Most of us connect the notion of “home” or “childhood home” with one particular place, that innocent paradise we have since had to give up and keep searching for forever after. In Ruth Wilcox’s world, Howards End is that place; the countryside house where she was born, where her family often returns to spend their vacations, and which, everyone assumes, will pass on to her children when she is dead.
But will it really? Unbeknownst to Ruth’s family, the issue is put into question when Ruth forms a friendship with her neighbor-to-be Margaret Schlegel, like Ruth herself from a middle class background but nevertheless separated from Ruth’s world by several layers of society and politics: That of the Wilcox is epitomized by pater familias/businessman Henry – rich, conservative and without any sympathy whatsoever for those less fortunate than themselves (“It’s all part of the battle of life … The poor are poor; one is sorry for them, but there it is,” Henry Wilcox once comments); while the Schlegels, on the other hand, have just enough income to lead a comfortable life, were brought up by their Aunt Juley, support suffrage (women’s right to vote) and surround themselves with actors, “blue-stockings” (feminists), intellectuals and other members of the avantgarde. Further complexity is added when Margaret’s sister Helen brings to the Schlegel home Leonard Bast, a poor but idealistic young clerk who loves music, literature and astronomy – and with him, his working class wife Jacky, the embarrassment of having to interact with her, and the even more embarrassing revelation which she has in store for Henry Wilcox; eventually leaving her disillusioned husband to comment that “books aren’t real,” and that in fact they and music “are for the rich so they don’t feel bad after dinner.”
An allegory on the question who will ultimately inherit England – the likes of the Wilcox, the Schlegels, or the Basts – E.M. Forster’s novel is one of the early 20th century’s finest pieces of literature; a masterpiece of social study and character study alike, in which the author brings his protagonists and their environment to life with empathy and a fine eye for detail. The story’s strongest character is undoubtedly Margaret Schlegel, a young woman “filled with … a profound vivacity, a continual and sincere response to all that she encounter[s] in her path through life,” as Forster describes her, and whose friendship with Ruth Wilcox, even at the beginning, already brings the two families back together again after Helen has endangered their as-yet tentaive acquaintance by engaging in a near-scandalous affair with Ruth’s younger son Paul.

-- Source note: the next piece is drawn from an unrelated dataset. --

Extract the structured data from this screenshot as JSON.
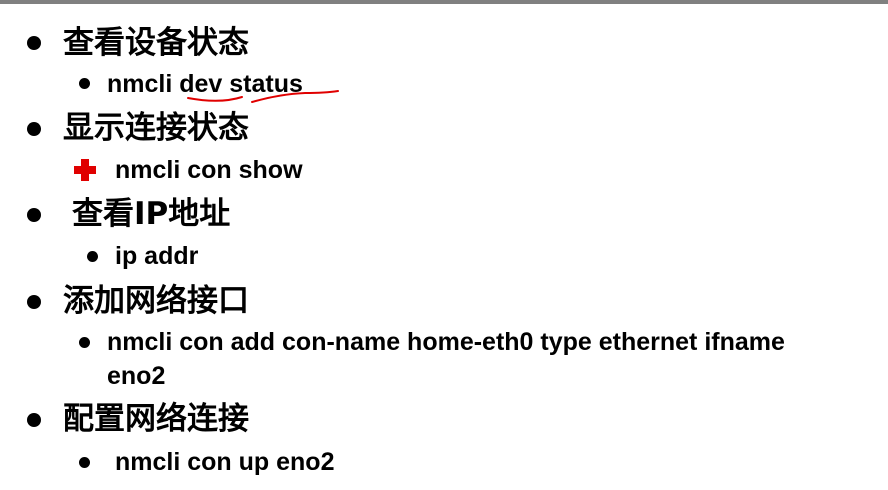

Ultimately, Margaret and Ruth become so close that Ruth eventually decides to give Meg “something worth [her] friendship” – none other than Howards End, a wish that has her panicking family scramble most ungentlemanly for every reason in the book to invalidate the codicil setting forth that bestowal, from its lacking date and signature to the testatrix’s state of mind, the ambiguity of the writing’s content, the question why Meg should want the house in the first place since she already has one, and the fact that the writing is only in pencil, which “never counts,” as Dolly, wife of the Wilcox’ elder son Charles is quick to point out, only to be reprimanded by her father in law “from out of his fortress” (Forster) not to “interfere with what you do not understand.” And so it is that Meg will only see the house (and be instantly mistaken for Ruth because she has “her way of walking around the house,” as the housekeeper explains) when she and her siblings have to look for a new home and Henry Wilcox, who has started to court her after Ruth’s death, suggests that the Schlegels’ furniture be temporarily stored there – a fateful decision. And while Meg and Henry slowly and painfully learn to adjust to each other, the complexity of their families’ relations, and their interactions with the Basts, finally come crashing down on them in a dramatic conclusion.
“Was Mrs. Wilcox one of the unsatisfactory people – there are many of them – who dangle intimacy and then withdraw it? They evoke our interests and affections, and keep the life of the spirit dawdling around them. Then they withdraw. When physical passion is involved, there is a definite name for such behaviour – flirting – and if carried far enough, it is punishable by law. But no law – not public opinion, even – punishes those who coquette with friendship, though the dull ache that they inflict, the sense of misdirected effort and exhaustion, may be as intolerable. Was she one of these?”